Defining ATT&CK Data Sources, Part II: Operationalizing the Methodology

July 29, 2021

In Part I of this two-part blog series, we reviewed the current state of the data sources and an initial approach to enhancing them through data modeling. We also defined what an ATT&CK data source object represents and extended it to introduce the concept of data components.

In Part II, we’ll explore a methodology to help define new ATT&CK data source objects, how to implement the methodology with current data sources, and share an initial set of data source objects at

Formalizing the Methodology

In Part I we proposed defining data sources as objects within the ATT&CK framework and developing a standardized approach to name and define data sources through data modeling concepts. Our methodology to accomplish this objective is captured in five key steps — Identify Sources of Data, Identify Data Elements, Identify Relationships Among Data Elements, Define Data Components, and Assemble the ATT&CK Data Source Object.

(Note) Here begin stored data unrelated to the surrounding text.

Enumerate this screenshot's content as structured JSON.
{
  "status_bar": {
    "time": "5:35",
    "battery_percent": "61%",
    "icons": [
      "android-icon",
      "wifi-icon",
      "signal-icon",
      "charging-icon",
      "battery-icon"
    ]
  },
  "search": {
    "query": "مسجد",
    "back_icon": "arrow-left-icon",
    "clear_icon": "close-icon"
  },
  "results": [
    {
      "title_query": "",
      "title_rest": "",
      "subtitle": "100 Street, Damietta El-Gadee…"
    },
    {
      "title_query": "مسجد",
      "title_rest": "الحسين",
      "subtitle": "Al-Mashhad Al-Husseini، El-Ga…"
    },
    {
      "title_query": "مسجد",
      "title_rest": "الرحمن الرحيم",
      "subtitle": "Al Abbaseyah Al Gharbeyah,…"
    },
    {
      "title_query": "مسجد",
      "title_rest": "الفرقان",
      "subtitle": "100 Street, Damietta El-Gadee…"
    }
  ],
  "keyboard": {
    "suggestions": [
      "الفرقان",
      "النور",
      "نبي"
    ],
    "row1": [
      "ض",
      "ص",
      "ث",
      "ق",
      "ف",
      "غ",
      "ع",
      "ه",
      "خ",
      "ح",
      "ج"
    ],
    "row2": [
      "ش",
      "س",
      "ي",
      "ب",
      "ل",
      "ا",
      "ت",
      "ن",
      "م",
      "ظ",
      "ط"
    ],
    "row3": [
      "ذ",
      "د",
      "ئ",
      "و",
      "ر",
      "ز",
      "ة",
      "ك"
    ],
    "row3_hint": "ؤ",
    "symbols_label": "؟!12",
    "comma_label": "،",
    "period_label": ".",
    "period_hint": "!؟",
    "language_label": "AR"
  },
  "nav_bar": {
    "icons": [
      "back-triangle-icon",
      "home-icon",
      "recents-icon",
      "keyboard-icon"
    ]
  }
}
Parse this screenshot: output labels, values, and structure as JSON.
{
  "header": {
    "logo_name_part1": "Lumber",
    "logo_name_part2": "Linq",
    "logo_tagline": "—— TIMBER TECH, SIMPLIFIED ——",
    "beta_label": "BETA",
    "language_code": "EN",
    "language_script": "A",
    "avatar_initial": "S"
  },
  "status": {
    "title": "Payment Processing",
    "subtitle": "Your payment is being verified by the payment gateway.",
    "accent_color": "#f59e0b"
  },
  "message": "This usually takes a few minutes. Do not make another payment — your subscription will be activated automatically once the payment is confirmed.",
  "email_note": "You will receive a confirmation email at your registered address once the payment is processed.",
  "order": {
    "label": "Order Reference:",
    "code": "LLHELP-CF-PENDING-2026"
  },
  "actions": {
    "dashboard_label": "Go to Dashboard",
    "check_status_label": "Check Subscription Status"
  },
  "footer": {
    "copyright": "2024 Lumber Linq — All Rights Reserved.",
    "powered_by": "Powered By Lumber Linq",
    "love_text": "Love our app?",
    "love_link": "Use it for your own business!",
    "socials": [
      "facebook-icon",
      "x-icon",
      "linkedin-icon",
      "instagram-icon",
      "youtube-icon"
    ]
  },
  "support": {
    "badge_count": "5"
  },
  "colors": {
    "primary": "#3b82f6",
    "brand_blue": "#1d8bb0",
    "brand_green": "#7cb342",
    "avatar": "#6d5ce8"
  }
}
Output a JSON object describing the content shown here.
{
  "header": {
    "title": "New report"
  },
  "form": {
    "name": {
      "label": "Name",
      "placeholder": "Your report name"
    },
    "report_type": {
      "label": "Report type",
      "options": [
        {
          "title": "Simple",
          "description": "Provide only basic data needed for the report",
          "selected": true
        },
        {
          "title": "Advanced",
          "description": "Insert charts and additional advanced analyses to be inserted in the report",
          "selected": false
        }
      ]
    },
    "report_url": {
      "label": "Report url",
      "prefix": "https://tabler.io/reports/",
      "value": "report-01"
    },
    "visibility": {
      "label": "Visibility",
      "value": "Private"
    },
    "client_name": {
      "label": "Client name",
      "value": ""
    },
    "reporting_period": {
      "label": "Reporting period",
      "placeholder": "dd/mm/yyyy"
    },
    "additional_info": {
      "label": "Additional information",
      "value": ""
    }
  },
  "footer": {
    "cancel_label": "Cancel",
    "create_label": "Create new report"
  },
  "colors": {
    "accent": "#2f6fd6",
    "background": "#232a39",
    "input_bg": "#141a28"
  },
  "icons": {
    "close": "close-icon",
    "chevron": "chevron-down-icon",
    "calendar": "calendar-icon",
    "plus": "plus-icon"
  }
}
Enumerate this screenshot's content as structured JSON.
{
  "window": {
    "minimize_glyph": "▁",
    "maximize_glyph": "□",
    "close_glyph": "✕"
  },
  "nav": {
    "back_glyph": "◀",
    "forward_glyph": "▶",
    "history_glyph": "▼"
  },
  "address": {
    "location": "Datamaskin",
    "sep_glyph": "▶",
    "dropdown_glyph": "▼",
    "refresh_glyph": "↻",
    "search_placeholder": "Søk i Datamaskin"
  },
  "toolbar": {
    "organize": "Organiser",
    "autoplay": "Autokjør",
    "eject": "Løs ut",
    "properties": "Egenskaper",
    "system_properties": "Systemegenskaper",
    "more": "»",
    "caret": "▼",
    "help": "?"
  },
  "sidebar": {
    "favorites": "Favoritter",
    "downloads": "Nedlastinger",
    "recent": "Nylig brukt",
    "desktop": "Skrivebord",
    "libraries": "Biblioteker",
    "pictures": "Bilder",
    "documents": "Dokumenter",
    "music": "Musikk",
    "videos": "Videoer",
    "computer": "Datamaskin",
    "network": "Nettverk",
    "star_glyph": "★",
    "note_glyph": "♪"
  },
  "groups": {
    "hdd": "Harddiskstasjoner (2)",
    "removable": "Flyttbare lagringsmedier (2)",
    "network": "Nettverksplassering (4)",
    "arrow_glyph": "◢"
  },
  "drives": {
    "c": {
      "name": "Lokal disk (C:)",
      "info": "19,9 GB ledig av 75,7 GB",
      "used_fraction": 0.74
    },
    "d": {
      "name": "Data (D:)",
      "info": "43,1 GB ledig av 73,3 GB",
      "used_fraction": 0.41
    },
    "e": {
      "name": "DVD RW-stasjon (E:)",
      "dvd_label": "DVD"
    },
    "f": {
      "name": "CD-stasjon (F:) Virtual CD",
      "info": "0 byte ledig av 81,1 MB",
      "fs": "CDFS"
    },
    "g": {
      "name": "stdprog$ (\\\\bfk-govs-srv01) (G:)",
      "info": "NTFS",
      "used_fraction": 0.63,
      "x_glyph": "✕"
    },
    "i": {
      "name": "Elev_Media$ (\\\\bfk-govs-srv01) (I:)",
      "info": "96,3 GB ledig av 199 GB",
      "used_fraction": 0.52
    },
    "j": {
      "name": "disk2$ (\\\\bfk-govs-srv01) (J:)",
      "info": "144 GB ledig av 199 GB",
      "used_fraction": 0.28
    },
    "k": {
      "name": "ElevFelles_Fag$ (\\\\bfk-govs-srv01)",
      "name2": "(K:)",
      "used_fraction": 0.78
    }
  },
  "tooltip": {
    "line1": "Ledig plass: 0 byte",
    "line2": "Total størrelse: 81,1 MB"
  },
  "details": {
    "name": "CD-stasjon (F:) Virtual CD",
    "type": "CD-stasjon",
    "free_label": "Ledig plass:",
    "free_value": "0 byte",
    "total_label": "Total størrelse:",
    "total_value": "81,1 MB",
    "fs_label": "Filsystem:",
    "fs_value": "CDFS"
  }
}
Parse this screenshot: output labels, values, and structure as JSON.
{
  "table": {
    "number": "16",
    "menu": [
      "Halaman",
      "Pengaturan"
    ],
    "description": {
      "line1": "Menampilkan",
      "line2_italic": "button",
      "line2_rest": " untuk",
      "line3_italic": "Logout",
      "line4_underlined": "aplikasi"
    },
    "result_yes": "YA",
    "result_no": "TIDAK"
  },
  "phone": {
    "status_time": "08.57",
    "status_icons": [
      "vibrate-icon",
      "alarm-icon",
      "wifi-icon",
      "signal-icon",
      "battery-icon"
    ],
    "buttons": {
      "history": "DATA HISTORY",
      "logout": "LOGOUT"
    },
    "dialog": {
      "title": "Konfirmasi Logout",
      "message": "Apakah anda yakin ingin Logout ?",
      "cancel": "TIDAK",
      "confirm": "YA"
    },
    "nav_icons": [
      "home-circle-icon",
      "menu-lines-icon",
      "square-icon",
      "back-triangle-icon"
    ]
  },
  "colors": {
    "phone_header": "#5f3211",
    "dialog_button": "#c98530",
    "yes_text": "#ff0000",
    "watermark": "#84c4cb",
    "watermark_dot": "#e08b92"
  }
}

Figure 1: Proposed Methodology to Define Data Sources Object

Step 1: Identify Sources of Data

Identifying the security events to inform the specific ATT&CK data sources being assessed kickstarts the process. The security events can be uncovered by reviewing the metadata in the event logs that reference the specific data source (i.e., process name, process path, application, image). We recommend complementing this step with documentation or data dictionaries that identify relevant event logs to provide the key context around the data source. It’s important at this phase in the process to document where the data can be collected (collection layer and platform).

Step 2: Identify Data Elements

Extracting data elements found in the available data enables identification of the data elements that could provide the name and the definition of the data source.

Step 3: Identify Relationships Among Data Elements

During the identification of data elements, we can also start documenting the available relationships that will be grouped to enable us to define potential data components.

Step 4: Define Data Components

The output of grouping the relationships is a list of all potential data components that could provide additional context to the data source.

Step 5: Assemble the ATT&CK Data Source Object

Connecting all of the information from previous steps enables us to structure them as properties of the data source object. The table below provides an approach for organizing the combined information into a data source object.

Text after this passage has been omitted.